Archives pour la catégorie Manuscrits

Le dernier clou au cercueil de la soi-disant «femme de Jésus»

Un important développement est récemment survenu dans le dossier entourant le controversé «Évangile de la femme de Jésus». Ariel Sabar, un journaliste du magazine américain The Atlantic, aurait en effet réussi à retracer le mystérieux – et jusqu’à maintenant anonyme – propriétaire du fameux fragment. Mandaté par le Smithsonian de suivre Karen King jusqu’à Rome à l’occasion de la présentation choc du fragment au 10e Congrès de l’Association internationale d’études coptes, tenu à Rome en septembre 2012, Sabar avait un contact privilégié avec les principaux acteurs du dossier. Il faut rappeler que préalablement au dévoilement grand-public de Rome, King avait présenté le papyrus à un cercle restreint de médias américains: le Boston Globe, le New York Times, ainsi que le Smithsonian Magazine et le Smithsonian Channel (un documentaire sur l’Évnagile de la femme de Jésus a d’ailleurs été produit par la chaîne, mais jamais diffusé).

L’accueil tiède réservé au fragment par la communauté scientifique et le scepticisme grandissant sur son authenticité ont motivé Sabar à explorer la question de la chaîne des propriétaires présumés. Après une longue enquête, dont les détails sont donnés dans son article, Sabar a réussi à identifier Walter Fritz comme l’actuel propriétaire du papyrus et celui qui a initialement approché Karen King pour en vérifier l’authenticité. L’article de Sabar laisse clairement sous-entendre que Fritz aurait lui-même produit un faux: ancien étudiant d’égyptologie à la Freie Universität de Berlin, devenu directeur d’un musée de la Stasi, puis cadre dans une compagnie fabricant des pièces automobiles, Fritz aurait, selon l’auteur, toutes les compétences et les connaissances requises pour avoir forgé le controversé document. Malgré l’enquête de Sabar, précisons que Fritz défend toujours l’authenticité du papyrus, affirmant l’avoir acquis d’Hans-Ulrich Laukamp en 1999.

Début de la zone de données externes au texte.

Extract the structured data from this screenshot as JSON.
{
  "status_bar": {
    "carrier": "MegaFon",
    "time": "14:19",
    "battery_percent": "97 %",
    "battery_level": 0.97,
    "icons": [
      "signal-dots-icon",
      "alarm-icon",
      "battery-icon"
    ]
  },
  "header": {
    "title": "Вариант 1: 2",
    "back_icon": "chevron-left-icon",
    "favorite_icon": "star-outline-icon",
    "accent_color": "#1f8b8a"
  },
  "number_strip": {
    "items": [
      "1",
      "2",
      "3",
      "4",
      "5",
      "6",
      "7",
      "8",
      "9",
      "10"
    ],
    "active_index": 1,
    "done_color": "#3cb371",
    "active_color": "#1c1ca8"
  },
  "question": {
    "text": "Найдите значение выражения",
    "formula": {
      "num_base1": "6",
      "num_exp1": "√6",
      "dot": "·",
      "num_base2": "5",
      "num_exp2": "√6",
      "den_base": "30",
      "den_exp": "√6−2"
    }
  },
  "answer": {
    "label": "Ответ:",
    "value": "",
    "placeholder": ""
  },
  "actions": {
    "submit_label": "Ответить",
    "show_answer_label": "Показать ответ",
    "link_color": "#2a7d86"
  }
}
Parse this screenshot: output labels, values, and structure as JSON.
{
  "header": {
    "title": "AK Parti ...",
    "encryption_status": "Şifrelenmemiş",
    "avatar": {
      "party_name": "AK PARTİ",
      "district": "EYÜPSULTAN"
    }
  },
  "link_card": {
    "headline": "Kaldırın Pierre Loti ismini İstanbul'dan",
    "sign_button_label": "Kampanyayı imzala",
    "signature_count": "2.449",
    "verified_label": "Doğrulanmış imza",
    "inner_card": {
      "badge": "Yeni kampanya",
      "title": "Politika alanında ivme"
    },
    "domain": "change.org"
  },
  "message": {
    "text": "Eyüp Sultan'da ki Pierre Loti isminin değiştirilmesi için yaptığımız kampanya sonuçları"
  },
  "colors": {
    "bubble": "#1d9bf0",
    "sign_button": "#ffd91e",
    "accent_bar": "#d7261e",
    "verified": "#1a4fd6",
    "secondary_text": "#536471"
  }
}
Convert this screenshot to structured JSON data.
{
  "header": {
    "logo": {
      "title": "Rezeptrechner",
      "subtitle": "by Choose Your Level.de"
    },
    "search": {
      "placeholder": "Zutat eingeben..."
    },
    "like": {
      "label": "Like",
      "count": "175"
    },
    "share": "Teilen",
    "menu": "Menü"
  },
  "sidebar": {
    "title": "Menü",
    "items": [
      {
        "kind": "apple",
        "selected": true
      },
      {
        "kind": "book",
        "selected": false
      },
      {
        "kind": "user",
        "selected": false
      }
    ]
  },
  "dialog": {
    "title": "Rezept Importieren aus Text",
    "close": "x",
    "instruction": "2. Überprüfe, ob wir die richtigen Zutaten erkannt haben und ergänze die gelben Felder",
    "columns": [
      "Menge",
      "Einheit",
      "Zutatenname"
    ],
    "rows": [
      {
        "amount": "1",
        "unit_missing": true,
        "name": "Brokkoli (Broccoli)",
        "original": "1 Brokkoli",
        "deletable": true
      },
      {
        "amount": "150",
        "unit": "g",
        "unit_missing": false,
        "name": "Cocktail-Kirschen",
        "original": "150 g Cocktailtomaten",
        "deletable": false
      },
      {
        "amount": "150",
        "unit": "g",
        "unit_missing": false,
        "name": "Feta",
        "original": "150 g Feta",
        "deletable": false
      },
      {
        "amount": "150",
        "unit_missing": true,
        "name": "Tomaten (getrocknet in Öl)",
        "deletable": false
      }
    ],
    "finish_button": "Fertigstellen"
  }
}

L’article, qu’on peut consulté en cliquant ici, se lit comme un roman aux rebondissements inattendus (il faut lire l’article). Toujours est-il que le travail de détective d’Ariel Sabar apporte un argument de plus – peut-être le décisif? – contre l’authenticité de ce bout de papyrus pas plus gros qu’une carte de crédit…

Le papyrus de l’«Évangile de la femme de Jésus» (Karen L. King / Harvard / AP)

 

Une technique d’analyse de l’encre au secours des papyri carbonisés d’Herculanum

Nouvelle intéressante pour ceux qui peinent trop souvent sur des manuscrits quasi illisibles, aux lettres effacées presque impossibles à déchiffrer. Dans un court article publié début avril dans les Proceedings of the National Academy of Sciences of the United States of America (vol. 113, no. 14, p. 3751-3754), une équipe de chercheurs français, belges et italiens remet en question l’idée reçue selon laquelle les encres dites « métalliques », par opposition aux encres à base de carbone, n’auraient été introduites et employées que tardivement dans le monde gréco-romain, à savoir à partir du quatrième siècle de notre ère.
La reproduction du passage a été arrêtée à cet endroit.